No other court of the United States than the supreme court can entertain a suit brought by a state, either against another state or against individuals. In this respect, congress has no further legislated than to declare that the jurisdiction of the supreme court shall be exclusive, except between a state and its citizens. This inference would indeed flow from the words of the Constitution, which could never be so construed as to prevent a state from suing its own citizens, or those of other states or aliens, in its own courts. In regard to suits against states, they were unknown before the Constitution, and since the amendment already adverted to, the only remaining class is above the jurisdiction of the circuit courts.

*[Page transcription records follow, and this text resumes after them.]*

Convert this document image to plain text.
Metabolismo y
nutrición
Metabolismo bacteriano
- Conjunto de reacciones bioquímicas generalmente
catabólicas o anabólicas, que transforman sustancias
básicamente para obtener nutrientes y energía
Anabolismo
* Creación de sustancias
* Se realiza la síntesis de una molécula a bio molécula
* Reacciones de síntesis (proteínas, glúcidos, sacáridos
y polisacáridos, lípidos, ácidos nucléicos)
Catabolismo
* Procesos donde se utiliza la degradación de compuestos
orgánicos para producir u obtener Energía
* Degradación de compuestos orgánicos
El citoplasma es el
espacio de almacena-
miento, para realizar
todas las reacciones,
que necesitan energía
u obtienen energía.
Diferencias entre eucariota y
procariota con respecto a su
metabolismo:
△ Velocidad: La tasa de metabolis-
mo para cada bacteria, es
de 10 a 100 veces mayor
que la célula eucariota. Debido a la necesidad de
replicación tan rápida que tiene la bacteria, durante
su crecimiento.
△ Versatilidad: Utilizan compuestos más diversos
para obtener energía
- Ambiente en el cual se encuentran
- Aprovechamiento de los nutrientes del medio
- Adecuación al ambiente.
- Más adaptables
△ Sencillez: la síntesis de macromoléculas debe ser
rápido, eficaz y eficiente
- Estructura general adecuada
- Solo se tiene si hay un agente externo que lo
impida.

Jurisdiction by way of appeal or writ of error, according to the nature of the case, is given to the circuit from the district court, and to the supreme from the circuit court. But a pecuniary qualification is annexed both to the original and appellate jurisdiction in most cases. The district court has cognizance of all civil suits brought by the United States where the matter in dispute, exclusive of costs, amounts to one hundred dollars. The original jurisdiction of the circuit court is described as applying to cases where the matter in dispute, exclusive of costs, exceeds five hundred dollars. Yet it would seem, that if any sum exceeding three hundred dollars was found due, the court could sustain the jurisdiction, although the plaintiff would be liable to costs. To sustain the jurisdiction on a suit for the violation of a patent right, any sum, however small, that may be recovered, is sufficient.

To sustain the jurisdiction of the Supreme Court on writs of error, the matter in dispute, exclusive of costs, must exceed two thousand dollars. There is perhaps too much disproportion in these sums, and there seems little reason for excluding a stranger or a citizen of another state from the benefit of a revision of the judgment, for any sum below five hundred dollars. No pecuniary limit is adverted to in the Constitution, and although there is weight in the suggestion that the dignity of a court is impaired by giving an ear to trifling controversies, yet the humblest suitor is entitled in some shape to relief; and the principle on which the classification of the subjects of judicial cognizance is founded, ought not to be impaired by a standard of value, which to a poor man may amount to a denial of justice.

In this chapter, there is (as occasionally elsewhere) a deviation from the original plan of confining ourselves to an exposition of the Constitution. The legislative developement of principles, briefly expressed in the great text, when it correctly explains and applies those principles, is highly useful.